The government has recognised this, and is itself in a delicate position, caught between the conflicting desires to ensure a fair price for public lands and the need to attract further investment to the industry. As such, it has tried to expedite the process of settling land disputes.

In the first quarter of 2014, at the annual Cityscape real estate forum, the then-housing minister, Ibrahim Mehleb, announced to the press that, ‘“the state of confusion regarding real estate investments has ended despite all the obstacles and concerns surrounding the current policies, which look to strike a balance between investors’ rights and those of the state”.

With several cases still outstanding in the dispute settlement committee this may be an optimistic take on the current situation. Yet the government is certainly looking to put this period of uncertainty behind it and is also looking at introducing a number of measures to ensure that the potential for future opacity and misuse of public lands is minimised. At the same forum in 2014, for example, Mehleb announced that public land would now only be available through public auctions rather than direct contracts.


However, one of the most important measures to improve the environment for land investment is the government drive for co-development of land.
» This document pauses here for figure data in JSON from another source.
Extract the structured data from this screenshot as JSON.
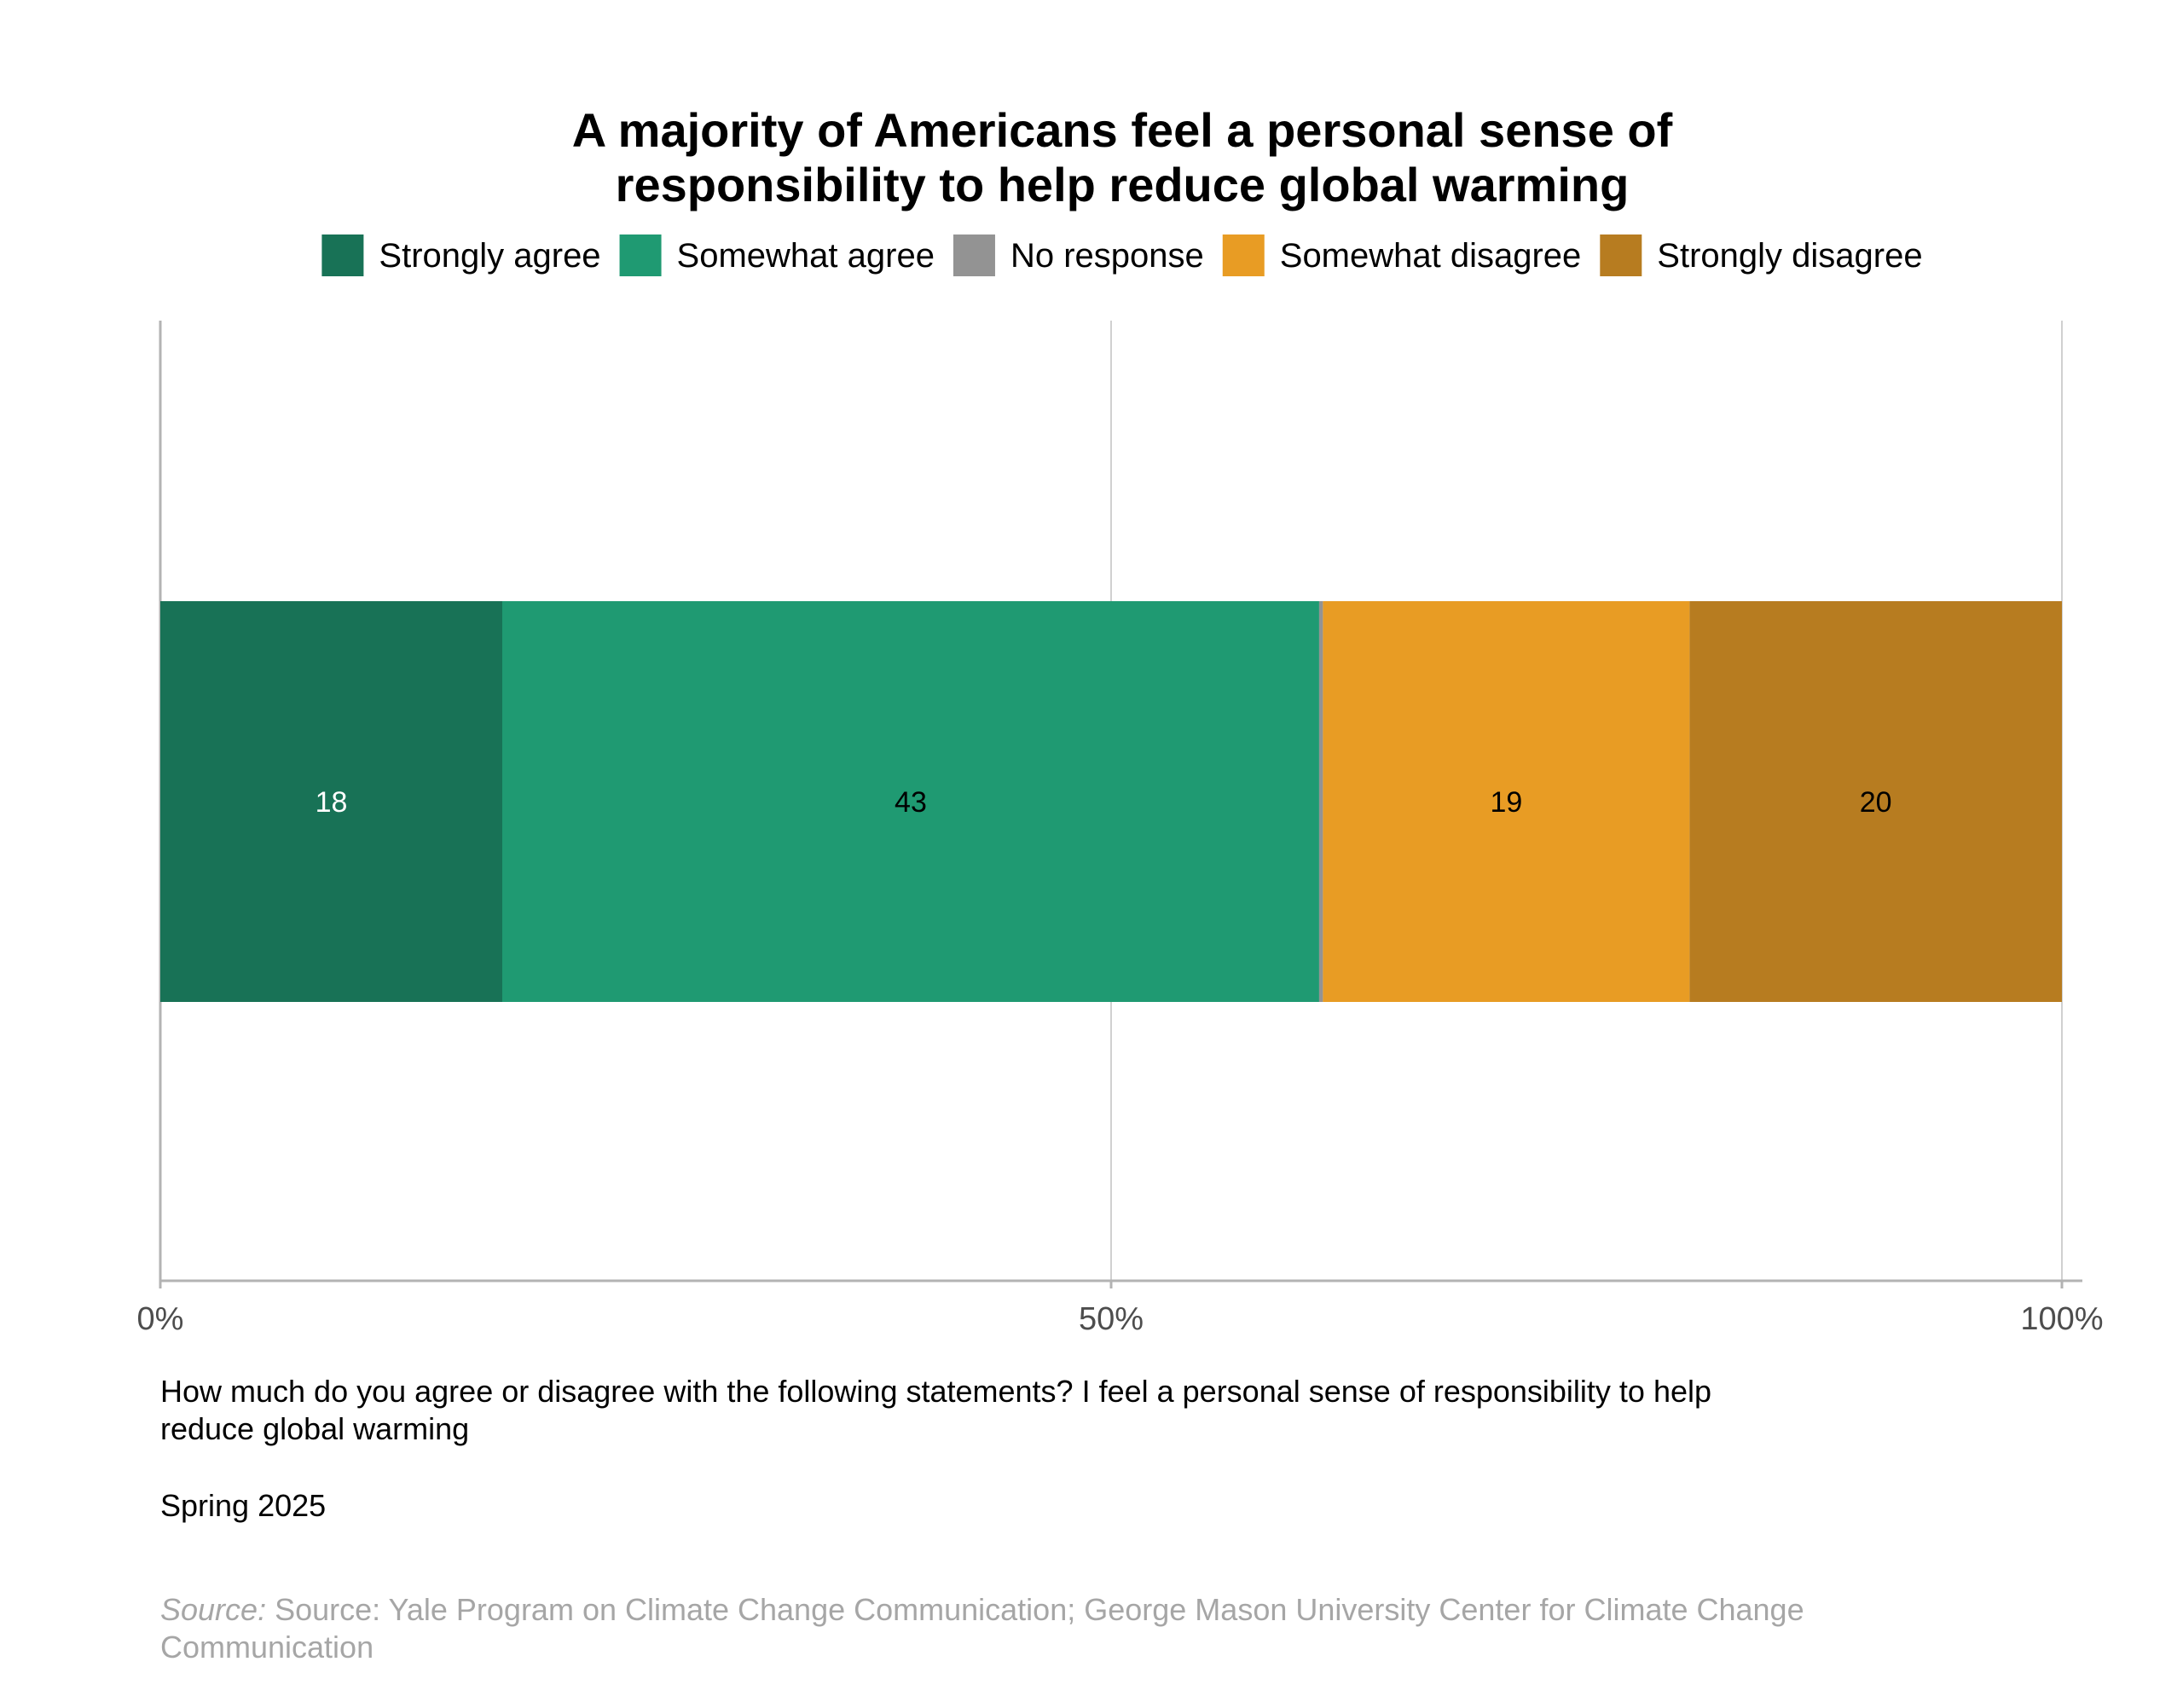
{
  "chart_data": {
    "type": "bar",
    "orientation": "horizontal",
    "stacked": true,
    "title": [
      "A majority of Americans feel a personal sense of",
      "responsibility to help reduce global warming"
    ],
    "xlim": [
      0,
      100
    ],
    "x_ticks": [
      "0%",
      "50%",
      "100%"
    ],
    "x_tick_values": [
      0,
      50,
      100
    ],
    "grid": true,
    "legend_position": "top",
    "series": [
      {
        "name": "Strongly agree",
        "value": 18,
        "label": "18",
        "color": "#187256",
        "label_color": "#ffffff"
      },
      {
        "name": "Somewhat agree",
        "value": 43,
        "label": "43",
        "color": "#1f9a72",
        "label_color": "#000000"
      },
      {
        "name": "No response",
        "value": 0.2,
        "label": "",
        "color": "#939393",
        "label_color": "#000000"
      },
      {
        "name": "Somewhat disagree",
        "value": 19.3,
        "label": "19",
        "color": "#e89c24",
        "label_color": "#000000"
      },
      {
        "name": "Strongly disagree",
        "value": 19.6,
        "label": "20",
        "color": "#b77c20",
        "label_color": "#000000"
      }
    ]
  },
  "caption": {
    "question_line1": "How much do you agree or disagree with the following statements? I feel a personal sense of responsibility to help",
    "question_line2": "reduce global warming",
    "wave": "Spring 2025"
  },
  "source": {
    "prefix": "Source:",
    "line1": "Source: Yale Program on Climate Change Communication; George Mason University Center for Climate Change",
    "line2": "Communication"
  }
}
In the first quarter of 2015 the government announced plans to offer state land to private developers on a revenue-sharing basis. These plans are being rolled out.

The new model will allow the government to generate revenue from public lands in a transparent manner, while easing the difficulties with land acquisition and the constraints on supply for private developers. As well as helping to moderate land price inflation, the new system will allow the government to offer land to private developers in exchange for a certain quota of affordable units in any subsequent development.
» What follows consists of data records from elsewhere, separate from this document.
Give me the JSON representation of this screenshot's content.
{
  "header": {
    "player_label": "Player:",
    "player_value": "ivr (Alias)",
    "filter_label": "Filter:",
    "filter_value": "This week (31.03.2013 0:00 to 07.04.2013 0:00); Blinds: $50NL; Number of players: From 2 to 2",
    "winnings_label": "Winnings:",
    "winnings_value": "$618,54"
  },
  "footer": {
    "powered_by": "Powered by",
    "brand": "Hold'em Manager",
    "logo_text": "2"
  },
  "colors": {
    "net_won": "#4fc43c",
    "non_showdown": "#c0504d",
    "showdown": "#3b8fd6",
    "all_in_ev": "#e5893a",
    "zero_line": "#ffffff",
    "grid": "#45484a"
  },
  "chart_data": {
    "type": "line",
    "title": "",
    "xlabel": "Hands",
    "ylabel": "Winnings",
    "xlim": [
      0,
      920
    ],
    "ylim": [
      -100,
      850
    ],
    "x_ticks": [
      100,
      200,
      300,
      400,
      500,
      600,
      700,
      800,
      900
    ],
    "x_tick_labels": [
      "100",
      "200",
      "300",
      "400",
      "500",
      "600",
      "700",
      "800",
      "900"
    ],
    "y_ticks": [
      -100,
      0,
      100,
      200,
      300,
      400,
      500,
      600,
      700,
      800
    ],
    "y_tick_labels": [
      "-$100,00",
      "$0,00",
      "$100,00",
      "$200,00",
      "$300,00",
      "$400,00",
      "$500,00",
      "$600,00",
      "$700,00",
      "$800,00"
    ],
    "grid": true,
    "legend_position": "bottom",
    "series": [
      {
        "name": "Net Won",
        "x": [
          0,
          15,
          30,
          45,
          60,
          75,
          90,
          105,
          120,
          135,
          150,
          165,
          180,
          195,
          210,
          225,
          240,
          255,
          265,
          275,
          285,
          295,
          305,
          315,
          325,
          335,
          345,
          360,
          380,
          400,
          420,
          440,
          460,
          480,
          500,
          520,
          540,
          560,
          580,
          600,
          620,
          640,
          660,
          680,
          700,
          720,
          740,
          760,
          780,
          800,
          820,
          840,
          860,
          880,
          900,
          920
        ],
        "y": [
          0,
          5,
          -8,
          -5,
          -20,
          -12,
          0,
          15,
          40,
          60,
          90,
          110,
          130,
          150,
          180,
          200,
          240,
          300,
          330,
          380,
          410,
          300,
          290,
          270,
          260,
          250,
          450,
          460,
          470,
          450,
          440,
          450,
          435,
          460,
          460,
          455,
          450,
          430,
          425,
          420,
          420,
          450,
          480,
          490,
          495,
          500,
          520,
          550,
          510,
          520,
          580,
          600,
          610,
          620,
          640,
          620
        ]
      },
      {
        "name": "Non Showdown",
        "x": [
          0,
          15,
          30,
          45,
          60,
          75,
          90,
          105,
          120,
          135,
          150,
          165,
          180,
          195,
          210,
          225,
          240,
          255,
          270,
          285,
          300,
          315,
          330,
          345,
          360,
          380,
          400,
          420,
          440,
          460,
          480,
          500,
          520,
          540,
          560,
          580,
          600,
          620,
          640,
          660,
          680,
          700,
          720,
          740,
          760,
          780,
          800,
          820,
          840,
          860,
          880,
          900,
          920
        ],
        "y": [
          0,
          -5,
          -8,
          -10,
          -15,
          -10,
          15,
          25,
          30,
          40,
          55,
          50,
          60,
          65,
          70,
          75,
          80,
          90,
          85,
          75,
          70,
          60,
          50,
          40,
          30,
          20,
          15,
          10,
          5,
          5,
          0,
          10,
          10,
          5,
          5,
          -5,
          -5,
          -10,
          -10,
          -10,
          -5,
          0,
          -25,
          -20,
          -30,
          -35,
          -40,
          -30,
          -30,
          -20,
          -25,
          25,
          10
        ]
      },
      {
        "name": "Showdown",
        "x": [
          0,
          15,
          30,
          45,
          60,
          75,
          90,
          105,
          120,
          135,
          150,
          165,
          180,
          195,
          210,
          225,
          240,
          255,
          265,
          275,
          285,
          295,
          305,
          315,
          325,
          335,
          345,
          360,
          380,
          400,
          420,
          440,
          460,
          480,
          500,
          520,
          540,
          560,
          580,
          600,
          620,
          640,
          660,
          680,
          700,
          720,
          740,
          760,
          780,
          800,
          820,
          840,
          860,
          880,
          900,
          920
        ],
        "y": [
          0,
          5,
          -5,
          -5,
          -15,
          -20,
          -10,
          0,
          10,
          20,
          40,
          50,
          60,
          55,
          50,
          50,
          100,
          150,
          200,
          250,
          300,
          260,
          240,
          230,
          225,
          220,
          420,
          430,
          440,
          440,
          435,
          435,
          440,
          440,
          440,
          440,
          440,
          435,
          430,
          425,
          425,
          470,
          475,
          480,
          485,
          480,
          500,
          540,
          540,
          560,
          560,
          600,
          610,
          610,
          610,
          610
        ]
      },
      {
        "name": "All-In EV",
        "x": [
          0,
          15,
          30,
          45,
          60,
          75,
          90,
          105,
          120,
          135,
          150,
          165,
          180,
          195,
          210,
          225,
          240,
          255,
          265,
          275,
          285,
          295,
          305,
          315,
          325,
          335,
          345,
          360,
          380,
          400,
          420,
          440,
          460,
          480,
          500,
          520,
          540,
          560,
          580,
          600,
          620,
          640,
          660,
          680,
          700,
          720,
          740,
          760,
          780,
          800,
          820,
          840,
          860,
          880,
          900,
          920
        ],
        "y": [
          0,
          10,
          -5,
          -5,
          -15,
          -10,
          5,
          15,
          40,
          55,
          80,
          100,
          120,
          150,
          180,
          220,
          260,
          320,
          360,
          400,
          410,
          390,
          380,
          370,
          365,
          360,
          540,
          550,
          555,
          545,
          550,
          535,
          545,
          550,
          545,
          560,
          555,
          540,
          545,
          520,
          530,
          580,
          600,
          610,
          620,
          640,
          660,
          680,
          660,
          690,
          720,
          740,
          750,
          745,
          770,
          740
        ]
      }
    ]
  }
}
The government has already effectively used the new structure to settle ongoing settlement disputes with developers. In March 2015, for example, the real estate firm Talaat Moustafa Group signed a final agreement with the New Urban Communities Authority (NUCA) offering 3.2m sq metres of finished units in its flagship Madinaty project in Cairo to conclude a contract made with NUCA in 2010. This was accompanied by a $380m payment to be fulfilled over 10 years as part of the settlement for deals with the previous administration.
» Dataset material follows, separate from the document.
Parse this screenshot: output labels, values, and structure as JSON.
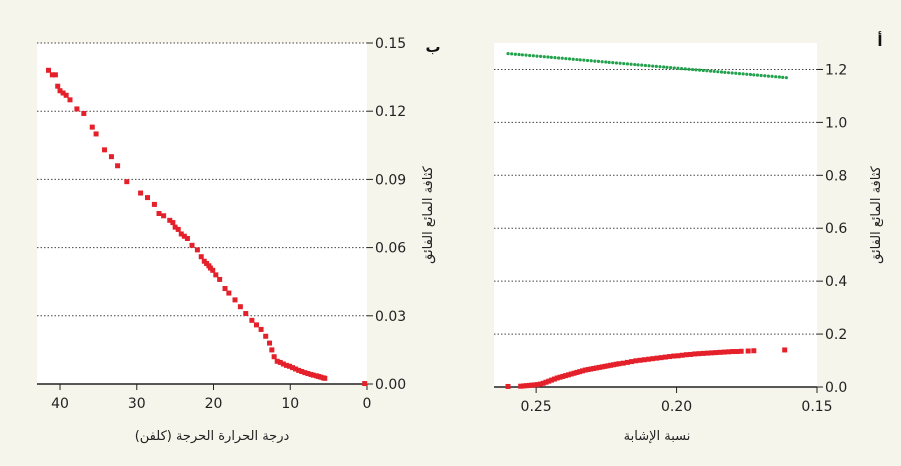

The government strategy has been well received by private developers. Dasha Badrawi, the then-managing director of SODIC, told press in March 2015, ‘“This is very positive for the industry. Essentially, [the government] is becoming partners with a share of the top line.”’ As of August 2015 the government had signed LE35.8bn ($4.9bn) worth of revenue-sharing deals with a combined area of 6.4m sq metres, according to HC Securities and Investment. This number is only likely to increase in the future, given the moderate land banks of leading developers and the desire to maximise units in the suburbs of Cairo.


The other major government intervention in the sector in the last 18 months was an amendment to the building tax law. First introduced in 2008, the law was reinforced by President Abdel Fattah El Sisi in August 2014. It is hoped that the new regulation will improve collection and revenues, as well as encourage construction completion and the sale or rental of units.

Under the new law, all buildings, both completed and under construction, will be liable for taxation, meaning that the swift development and sale or rental of property is preferable. Given the issue of vacant units in the country at a time when there is high demand for housing, this legislation could be a useful tool for improving the supply situation in the mid- to low-income segment of the market.